I tried watching Letterman’s late night show when he first came on, but very quickly I got tired of all his ‘stupid’ segments and inane comedy. And, in the final analysis, I turned him off when I came to the conclusion that via his schticks and assorted whatevers HE WAS LAUGHING AT US, NOT WITH US.
Bitter old crank who, like many Liberals, never appreciates the great gifts he’s been given but craves his ObamaLike ‘Perfect World’ toddler fantasy.
what a relief somebody that finally said what i’ve known since before he moved to cbs, thank you
My own relief too as I thought I was one of the limited number of people that never cared for him or his style.
I was in college when Letterman’s morning show was on and I had an 8am to 9am (CST) class, after which I would go back to my room and catch the hour of Letterman (not a fan now, however, and never watch The Late Show). Highlights of that morning show, in my view, must include the appearances of stone-faced NBC newsman Edwin Newman. Although always serious and straight in his newscasts, Newman was actually quite funny, and his appearances on Letterman’s morning show often garnered standing ovations from studio audiences.
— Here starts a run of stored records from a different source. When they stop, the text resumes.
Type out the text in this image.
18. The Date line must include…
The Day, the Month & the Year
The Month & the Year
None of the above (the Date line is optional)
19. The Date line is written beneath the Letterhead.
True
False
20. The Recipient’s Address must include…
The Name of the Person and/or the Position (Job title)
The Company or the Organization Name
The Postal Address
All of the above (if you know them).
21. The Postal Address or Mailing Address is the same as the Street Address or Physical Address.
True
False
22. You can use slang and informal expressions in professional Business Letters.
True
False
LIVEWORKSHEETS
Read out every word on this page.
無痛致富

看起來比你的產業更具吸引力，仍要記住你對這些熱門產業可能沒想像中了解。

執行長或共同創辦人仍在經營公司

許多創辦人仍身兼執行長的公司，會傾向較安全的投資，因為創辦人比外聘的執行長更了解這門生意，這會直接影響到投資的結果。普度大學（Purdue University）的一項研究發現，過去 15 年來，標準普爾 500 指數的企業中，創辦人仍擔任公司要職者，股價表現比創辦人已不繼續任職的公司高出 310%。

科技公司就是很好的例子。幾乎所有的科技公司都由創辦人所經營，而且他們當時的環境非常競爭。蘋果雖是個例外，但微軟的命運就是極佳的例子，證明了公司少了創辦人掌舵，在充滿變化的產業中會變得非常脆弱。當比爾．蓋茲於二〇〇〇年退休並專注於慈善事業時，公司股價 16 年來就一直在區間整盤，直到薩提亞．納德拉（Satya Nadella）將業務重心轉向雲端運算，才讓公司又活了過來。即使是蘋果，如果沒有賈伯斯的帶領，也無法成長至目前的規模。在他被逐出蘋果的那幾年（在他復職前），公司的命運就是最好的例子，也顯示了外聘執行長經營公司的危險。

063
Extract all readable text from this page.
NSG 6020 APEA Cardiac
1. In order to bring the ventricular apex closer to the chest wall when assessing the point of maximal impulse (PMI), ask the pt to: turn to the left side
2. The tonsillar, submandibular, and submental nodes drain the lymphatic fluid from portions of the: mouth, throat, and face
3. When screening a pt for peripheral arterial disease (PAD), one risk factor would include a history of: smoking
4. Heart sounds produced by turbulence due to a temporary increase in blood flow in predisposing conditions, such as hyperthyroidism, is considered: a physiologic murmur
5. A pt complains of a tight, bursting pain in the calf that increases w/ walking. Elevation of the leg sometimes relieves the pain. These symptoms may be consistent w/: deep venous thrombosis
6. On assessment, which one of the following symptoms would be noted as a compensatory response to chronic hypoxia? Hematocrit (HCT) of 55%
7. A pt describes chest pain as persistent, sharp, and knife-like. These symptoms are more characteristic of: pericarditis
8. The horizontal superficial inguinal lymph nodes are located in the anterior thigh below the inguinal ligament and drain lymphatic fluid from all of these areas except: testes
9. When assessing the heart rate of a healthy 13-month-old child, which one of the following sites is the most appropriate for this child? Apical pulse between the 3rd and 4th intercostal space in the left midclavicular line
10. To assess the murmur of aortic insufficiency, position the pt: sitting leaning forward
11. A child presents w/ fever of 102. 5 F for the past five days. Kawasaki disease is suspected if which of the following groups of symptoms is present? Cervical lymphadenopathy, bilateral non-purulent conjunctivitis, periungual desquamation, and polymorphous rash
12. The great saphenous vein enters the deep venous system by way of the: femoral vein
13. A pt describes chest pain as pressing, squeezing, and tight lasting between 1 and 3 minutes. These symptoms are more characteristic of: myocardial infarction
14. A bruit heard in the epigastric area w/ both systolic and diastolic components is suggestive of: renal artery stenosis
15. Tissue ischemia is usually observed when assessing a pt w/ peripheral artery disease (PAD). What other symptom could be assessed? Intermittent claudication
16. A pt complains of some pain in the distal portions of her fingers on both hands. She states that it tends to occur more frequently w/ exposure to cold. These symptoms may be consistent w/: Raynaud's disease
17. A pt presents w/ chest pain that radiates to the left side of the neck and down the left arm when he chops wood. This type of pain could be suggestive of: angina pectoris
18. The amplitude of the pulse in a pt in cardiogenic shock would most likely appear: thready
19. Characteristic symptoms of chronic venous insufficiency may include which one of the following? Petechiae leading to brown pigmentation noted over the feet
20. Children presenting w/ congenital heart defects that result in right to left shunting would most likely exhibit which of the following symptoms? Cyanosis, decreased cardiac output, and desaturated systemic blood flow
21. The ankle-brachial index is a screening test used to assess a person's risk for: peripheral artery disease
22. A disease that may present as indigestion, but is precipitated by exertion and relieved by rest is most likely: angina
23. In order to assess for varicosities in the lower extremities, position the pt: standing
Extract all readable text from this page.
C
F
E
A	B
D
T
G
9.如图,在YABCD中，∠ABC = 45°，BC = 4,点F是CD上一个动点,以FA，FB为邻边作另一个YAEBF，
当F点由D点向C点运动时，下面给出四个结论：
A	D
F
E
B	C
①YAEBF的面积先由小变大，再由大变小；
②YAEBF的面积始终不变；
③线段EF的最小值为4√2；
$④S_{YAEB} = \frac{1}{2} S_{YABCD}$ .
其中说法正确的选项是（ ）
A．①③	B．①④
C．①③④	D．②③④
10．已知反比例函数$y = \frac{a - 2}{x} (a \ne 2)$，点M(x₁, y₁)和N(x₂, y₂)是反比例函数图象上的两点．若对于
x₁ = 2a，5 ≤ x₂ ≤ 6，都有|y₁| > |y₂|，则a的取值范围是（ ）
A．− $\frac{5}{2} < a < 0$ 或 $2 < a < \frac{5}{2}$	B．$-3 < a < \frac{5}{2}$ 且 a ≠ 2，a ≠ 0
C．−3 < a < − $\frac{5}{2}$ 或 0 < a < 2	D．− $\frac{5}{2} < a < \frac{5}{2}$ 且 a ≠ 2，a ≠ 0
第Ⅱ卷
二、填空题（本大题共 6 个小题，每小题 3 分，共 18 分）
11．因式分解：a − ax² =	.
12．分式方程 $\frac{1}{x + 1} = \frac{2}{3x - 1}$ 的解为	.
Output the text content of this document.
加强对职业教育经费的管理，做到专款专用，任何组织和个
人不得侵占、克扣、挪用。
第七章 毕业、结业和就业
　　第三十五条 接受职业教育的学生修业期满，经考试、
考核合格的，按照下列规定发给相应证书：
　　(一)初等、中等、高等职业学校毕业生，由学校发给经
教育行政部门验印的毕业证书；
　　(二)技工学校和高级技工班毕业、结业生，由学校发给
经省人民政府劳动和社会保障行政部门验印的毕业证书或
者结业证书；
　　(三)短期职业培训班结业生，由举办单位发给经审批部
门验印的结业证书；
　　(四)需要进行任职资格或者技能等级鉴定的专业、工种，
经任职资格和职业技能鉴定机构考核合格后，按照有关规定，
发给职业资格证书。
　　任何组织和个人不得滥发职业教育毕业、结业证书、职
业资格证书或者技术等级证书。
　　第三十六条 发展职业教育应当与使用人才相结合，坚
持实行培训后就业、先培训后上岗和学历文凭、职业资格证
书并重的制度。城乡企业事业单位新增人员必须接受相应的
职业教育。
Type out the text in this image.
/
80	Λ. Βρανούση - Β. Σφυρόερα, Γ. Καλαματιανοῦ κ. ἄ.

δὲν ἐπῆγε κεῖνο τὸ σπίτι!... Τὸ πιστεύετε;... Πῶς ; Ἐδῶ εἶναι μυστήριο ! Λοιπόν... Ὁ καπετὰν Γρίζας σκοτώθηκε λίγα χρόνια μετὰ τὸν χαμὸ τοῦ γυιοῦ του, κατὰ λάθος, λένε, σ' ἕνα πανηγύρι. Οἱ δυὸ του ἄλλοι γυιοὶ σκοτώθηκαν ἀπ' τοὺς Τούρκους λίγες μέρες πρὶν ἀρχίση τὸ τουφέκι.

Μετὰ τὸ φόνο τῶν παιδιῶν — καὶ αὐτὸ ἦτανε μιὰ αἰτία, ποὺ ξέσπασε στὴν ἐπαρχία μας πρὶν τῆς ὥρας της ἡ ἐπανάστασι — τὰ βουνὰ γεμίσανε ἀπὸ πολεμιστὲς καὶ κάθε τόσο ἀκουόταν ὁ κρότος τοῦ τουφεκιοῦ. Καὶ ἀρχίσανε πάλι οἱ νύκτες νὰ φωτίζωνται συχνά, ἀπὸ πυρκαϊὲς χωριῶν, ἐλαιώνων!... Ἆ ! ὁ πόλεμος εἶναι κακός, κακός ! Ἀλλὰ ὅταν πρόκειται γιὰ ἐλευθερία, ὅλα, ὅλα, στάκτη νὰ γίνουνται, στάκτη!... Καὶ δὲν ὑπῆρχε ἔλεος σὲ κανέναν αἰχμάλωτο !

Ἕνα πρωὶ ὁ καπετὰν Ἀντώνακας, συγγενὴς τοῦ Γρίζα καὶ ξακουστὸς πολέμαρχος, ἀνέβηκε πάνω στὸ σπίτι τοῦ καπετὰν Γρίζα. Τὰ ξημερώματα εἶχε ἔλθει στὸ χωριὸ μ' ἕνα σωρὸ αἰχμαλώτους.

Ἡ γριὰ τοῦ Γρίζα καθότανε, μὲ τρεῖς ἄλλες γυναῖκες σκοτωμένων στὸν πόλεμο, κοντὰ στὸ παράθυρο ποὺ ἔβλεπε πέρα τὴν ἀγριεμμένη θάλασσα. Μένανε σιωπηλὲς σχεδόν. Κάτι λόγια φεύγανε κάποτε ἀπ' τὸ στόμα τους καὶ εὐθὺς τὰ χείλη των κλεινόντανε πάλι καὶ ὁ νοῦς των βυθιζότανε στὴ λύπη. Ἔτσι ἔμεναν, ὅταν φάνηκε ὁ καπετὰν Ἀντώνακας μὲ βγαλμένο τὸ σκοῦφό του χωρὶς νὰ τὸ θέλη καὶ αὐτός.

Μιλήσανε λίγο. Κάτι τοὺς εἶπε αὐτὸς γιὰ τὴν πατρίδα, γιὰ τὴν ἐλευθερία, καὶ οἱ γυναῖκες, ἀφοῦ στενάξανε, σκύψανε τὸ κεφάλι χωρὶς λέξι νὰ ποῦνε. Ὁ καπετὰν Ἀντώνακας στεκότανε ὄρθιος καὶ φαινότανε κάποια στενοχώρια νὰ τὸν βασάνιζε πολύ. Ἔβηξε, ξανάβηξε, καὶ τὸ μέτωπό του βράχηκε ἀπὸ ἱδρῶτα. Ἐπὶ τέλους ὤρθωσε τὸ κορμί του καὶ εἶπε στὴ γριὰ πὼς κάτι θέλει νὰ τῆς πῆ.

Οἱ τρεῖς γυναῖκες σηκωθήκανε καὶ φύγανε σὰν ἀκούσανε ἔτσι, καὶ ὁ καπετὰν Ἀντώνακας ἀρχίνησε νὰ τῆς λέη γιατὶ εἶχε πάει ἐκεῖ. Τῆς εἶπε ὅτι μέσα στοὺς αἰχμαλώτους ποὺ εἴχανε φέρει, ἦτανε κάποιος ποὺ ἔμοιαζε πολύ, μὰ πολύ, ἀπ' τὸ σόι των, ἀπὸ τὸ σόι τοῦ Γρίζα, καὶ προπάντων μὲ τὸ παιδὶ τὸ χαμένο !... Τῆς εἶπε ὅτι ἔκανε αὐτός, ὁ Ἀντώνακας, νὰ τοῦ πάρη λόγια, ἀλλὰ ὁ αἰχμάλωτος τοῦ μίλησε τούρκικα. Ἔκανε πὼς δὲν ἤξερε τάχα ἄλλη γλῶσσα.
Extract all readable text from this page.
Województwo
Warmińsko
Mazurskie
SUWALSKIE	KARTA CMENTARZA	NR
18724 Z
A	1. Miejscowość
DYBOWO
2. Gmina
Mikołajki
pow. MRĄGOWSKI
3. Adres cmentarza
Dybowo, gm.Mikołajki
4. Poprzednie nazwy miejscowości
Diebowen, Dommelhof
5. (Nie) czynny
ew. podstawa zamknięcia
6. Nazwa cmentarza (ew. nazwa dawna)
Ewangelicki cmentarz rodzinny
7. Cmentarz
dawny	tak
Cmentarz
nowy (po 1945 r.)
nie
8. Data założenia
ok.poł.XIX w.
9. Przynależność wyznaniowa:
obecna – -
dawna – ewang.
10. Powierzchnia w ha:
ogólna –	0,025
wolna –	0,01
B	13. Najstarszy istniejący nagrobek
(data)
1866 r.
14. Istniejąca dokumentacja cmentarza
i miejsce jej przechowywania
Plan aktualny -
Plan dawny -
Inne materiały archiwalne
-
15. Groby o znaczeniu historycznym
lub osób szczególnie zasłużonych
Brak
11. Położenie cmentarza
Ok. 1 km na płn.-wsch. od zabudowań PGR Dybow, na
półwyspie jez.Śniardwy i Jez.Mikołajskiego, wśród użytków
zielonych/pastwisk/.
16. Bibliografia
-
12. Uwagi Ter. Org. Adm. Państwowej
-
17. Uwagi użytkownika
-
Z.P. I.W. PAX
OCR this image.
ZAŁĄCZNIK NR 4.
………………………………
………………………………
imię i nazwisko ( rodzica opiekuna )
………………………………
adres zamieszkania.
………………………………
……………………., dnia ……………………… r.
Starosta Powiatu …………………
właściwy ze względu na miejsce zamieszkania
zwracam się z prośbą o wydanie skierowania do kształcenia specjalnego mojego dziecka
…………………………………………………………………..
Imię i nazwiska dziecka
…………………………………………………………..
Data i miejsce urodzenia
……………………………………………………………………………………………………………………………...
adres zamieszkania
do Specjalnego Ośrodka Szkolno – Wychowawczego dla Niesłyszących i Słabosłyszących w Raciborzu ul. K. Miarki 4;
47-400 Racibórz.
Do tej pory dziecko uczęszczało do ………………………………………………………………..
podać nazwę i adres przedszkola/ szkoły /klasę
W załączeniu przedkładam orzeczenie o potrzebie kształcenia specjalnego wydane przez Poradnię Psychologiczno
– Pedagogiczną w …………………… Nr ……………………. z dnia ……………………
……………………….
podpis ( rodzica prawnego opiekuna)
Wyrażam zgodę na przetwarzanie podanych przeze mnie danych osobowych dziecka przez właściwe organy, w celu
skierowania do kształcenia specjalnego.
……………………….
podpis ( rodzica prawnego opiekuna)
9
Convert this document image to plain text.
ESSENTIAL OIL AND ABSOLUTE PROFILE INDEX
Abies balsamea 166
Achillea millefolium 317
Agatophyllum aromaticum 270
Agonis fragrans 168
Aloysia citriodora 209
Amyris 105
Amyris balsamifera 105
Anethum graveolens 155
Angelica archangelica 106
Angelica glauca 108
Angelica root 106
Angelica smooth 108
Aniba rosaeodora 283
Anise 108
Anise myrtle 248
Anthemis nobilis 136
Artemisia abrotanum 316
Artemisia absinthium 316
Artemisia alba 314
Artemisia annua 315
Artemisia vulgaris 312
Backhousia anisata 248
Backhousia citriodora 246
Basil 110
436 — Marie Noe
One segment that was also quite funny was Letterman giving reports on Olympic events, such as ice skating, whereupon he would play a vinyl record with tiny skaters on it appearing to be racing.
After Dave became a wear-my-politics-on-my-sleeve, bitter & unfunny liberal on his late night show, I stopped watching.
Thank you, Kathy, for your insight. You have capably expressed the reasons that I have thoroughly despised Letterman’s show. If I must be entertained at a late hour, it certainly will not be by this oaf.
Going back to when he was a frequent guest on Johnny Carson I never saw anything worthwhile in Letterman.I cannot understand his popularity. But I guess we live in an age where mockery, ridicule, scorn and belittling passes for comedy.
Spot on.
I love clean comedy. I enjoy and laugh at ‘blue’ comedy when it is funny.
I’ve laughed when a frustrated Basil Fawlty (John Cleese) strikes Manuel. Cleese wrote the script and knows he presents himself (at least, his character) as the buffoon.
Wanda Sykes tells people she’s a comic (I wouldn’t have known.) She says I hope this guy loses a kidney. Her audience laughs. (I think her audience agrees; and since she claimed to be a comic , they agreed by laughing). If she had identified herself as a pundit or newsman that same audience would show that same agreement by applause.
These mainstream players have no Sense of Humor, They’ve seen an audience laugh somewhere else and they’ve conflated ridicule with humor, crassness with humor…
The audience is no better. If a stranger said the same thing in line at McDonalds, they’d say “That’s sad” But a designated funnyman says it and they want to be in the group that’s laughing. Don’t ask anyone in the audience, “How is that funny?”. They just want to laugh together.
I remember that show quite fondly…coffee cup theater, Rich Hall and Sniglets. Right after math class and before studio every morning my freshman year. He was actually quite funny as a weatherman as said above.
Letterman pretty much does the same show every night. Jay Leno at least is quick and can think on his feet. Conan has never been funny, and apparently, never will. Why on earth some idiot at NBC decided they had to put Conan on the Tonight Show as the host is beyond me. They seriously damaged the brand and snapped a multigeneration viewing streak.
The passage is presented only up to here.